Transrail tire la sonnette d’alarme
Incapable de moderniser le réseau ferré en raison de son endettement, le concessionnaire du couloir Dakar-Bamako va mal. L’entreprise prépare un plan de relance avec ses actionnaires : le groupe Advens et les deux États.
Le corridor ferroviaire qui relie Dakar à Bamako n’en finit pas de dérailler. « Transrail va mal », lâche Jean-Jacques Chatou, l’un des administrateurs du groupe agroalimentaire Advens (dirigé par l’homme d’affaires franco-sénégalais Abbas Jaber), actionnaire à 51 % de Transrail, la société concessionnaire de la liaison ferroviaire entre le Sénégal et le Mali depuis 2007. Les États malien et sénégalais figurent aussi au capital de l’entreprise, avec environ 10 % du capital chacun.
Avec un chiffre d’affaires de 17 milliards de F CFA (25,9 millions d’euros) et un endettement de 12 milliards de F CFA, Transrail vit des instants périlleux, alors que le corridor pourrait profiter à plein des difficultés de la Côte d’Ivoire et supplanter largement l’axe Abidjan-Bamako. Gérée au quotidien par l’opérateur ferroviaire Vecturis, la société est placée sous règlement préventif depuis août 2009. Cette disposition du droit malien, pays où réside Transrail, place une entreprise en difficulté à l’abri de ses créanciers le temps qu’elle trouve, en trois mois au plus, une solution pour rebondir.
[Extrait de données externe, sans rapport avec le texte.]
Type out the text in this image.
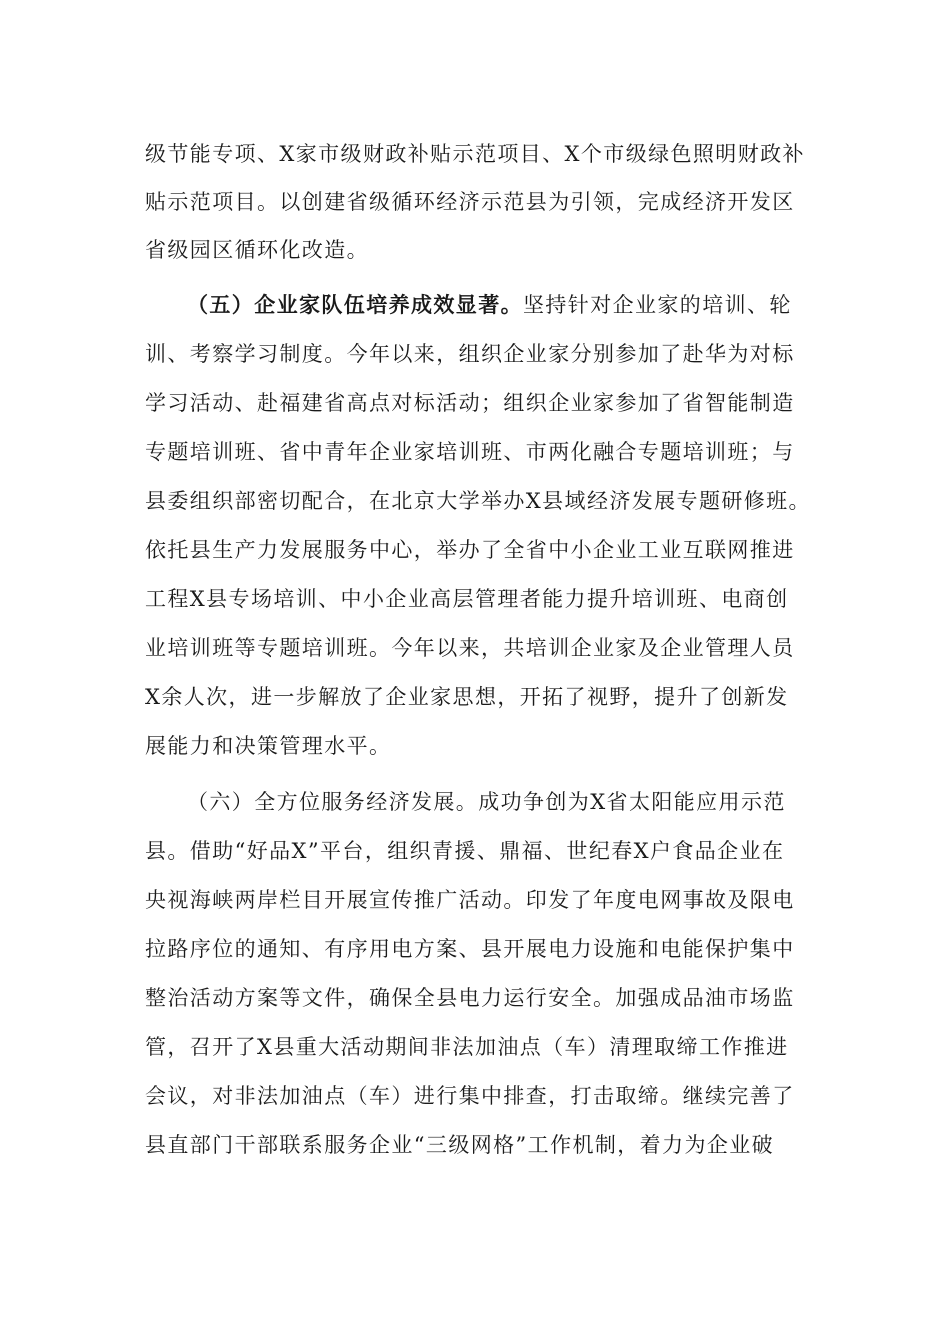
级节能专项、X家市级财政补贴示范项目、X个市级绿色照明财政补
贴示范项目。以创建省级循环经济示范县为引领，完成经济开发区
省级园区循环化改造。
（五）企业家队伍培养成效显著。坚持针对企业家的培训、轮
训、考察学习制度。今年以来，组织企业家分别参加了赴华为对标
学习活动、赴福建省高点对标活动；组织企业家参加了省智能制造
专题培训班、省中青年企业家培训班、市两化融合专题培训班；与
县委组织部密切配合，在北京大学举办X县域经济发展专题研修班。
依托县生产力发展服务中心，举办了全省中小企业工业互联网推进
工程X县专场培训、中小企业高层管理者能力提升培训班、电商创
业培训班等专题培训班。今年以来，共培训企业家及企业管理人员
X余人次，进一步解放了企业家思想，开拓了视野，提升了创新发
展能力和决策管理水平。
（六）全方位服务经济发展。成功争创为X省太阳能应用示范
县。借助“好品X”平台，组织青援、鼎福、世纪春X户食品企业在
央视海峡两岸栏目开展宣传推广活动。印发了年度电网事故及限电
拉路序位的通知、有序用电方案、县开展电力设施和电能保护集中
整治活动方案等文件，确保全县电力运行安全。加强成品油市场监
管，召开了X县重大活动期间非法加油点（车）清理取缔工作推进
会议，对非法加油点（车）进行集中排查，打击取缔。继续完善了
县直部门干部联系服务企业“三级网格”工作机制，着力为企业破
Situation inchangée dix-huit mois plus tard. Toutefois, l’expert judiciaire, Abderamane Touré, président de la Chambre des experts-comptables du Mali, devait remettre au tribunal de commerce de Bamako, avant la fin de l’année, son rapport sur les chances de redressement de Transrail. Fin de partie ? « Personne n’a intérêt à ce que Transrail s’arrête. Et il ne faudrait pas grand-chose pour repartir », tempère Jean-Jacques Chatou.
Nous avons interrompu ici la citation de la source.